Here is “Yours Truly” ↑ anticipating a favorite meal at our nearby Lumber Inn, located in the City of Delafield: roast pork, stuffing, mashed potatoes, and gravy washed down with iced tea. There was a time I’d have added caramel apple pie with a streusel crust and ice cream to the above feast, but I can no longer handle that much food in one sitting. The pie and ice cream would be a meal in itself.
My husband and I were raised on REAL FOOD. Our mothers fed us the way I fed our children, with the nutritional food groups represented in most of our meals—followed by dessert for extra “quality of life”. Now, although I love an occasional foray into ethnic cuisines, I still love old-fashioned American farm style food most of all.
I have total sympathy and understanding for those whose health issues require dietary restrictions. Joe is diabetic, so we carefully balance our carbohydrates. But that doesn’t mean Joe has to cease enjoying treats. He’s had more flack over the years from low blood sugar than from high, so his nightly dish of ice cream is a good safeguard against hypoglycemia.

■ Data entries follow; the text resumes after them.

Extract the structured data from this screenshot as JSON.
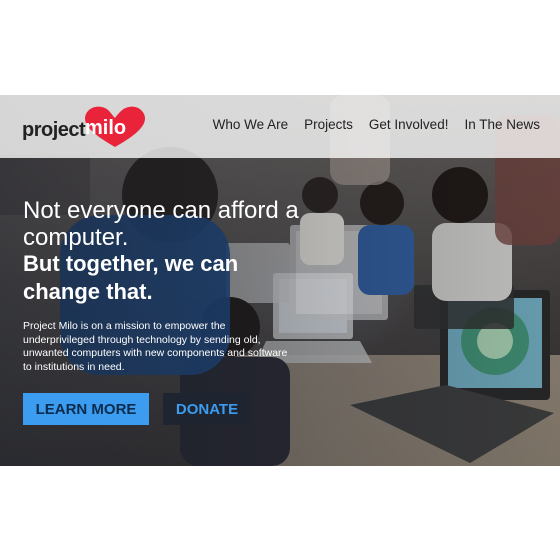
{
  "brand": {
    "name_part1": "project",
    "name_part2": "milo",
    "accent_color": "#e8233a"
  },
  "nav": {
    "items": [
      {
        "label": "Who We Are"
      },
      {
        "label": "Projects"
      },
      {
        "label": "Get Involved!"
      },
      {
        "label": "In The News"
      }
    ]
  },
  "hero": {
    "headline": "Not everyone can afford a computer.",
    "subheadline": "But together, we can change that.",
    "description": "Project Milo is on a mission to empower the underprivileged through technology by sending old, unwanted computers with new components and software to institutions in need.",
    "primary_button": "LEARN MORE",
    "secondary_button": "DONATE",
    "primary_button_color": "#3b9cf0",
    "secondary_button_color": "#1f2530"
  }
}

Excessive roughage in the form of grainy, chewy breads and an overdose of raw vegies will make me ill for several days. In contrast to current food fads, I must eat a good share of cooked, even refined foods. Raw fruits agree with me in any quantity, while raw veggies must be consumed with extreme caution. Fortunately, the above plate of roast pork (a senior portion!) comforts both my body and soul!
Every individual is different! That is why I get a little “testy” when I hear the frequent diatribes about food. I do not go around preaching that everyone should eat roast lamb, beef, and pork—even though these meats are the kindest and most palatable of foods to me. Therefore I have great difficulty listening to all the trendy propoganda about the glories of white chicken. My chicken soup may be the world’s best—but when it come to solid meat on my plate I prefer to stare down a lamb chop, beef tenderloin, or a bit of the piggy.
The issue is not so much what we eat, but rather how much! Reasonable eating helped to keep my parents on planet earth for a long time—93 years for my mom, and 102 for my dad. Of course genes played a major role as well. Most of us can ignore the ever-fluctuating food fads, and thrive on down-to-earth REAL FOOD in moderation! As the old saying goes, “Call me anything, but please don’t call me ‘late for dinner’ “!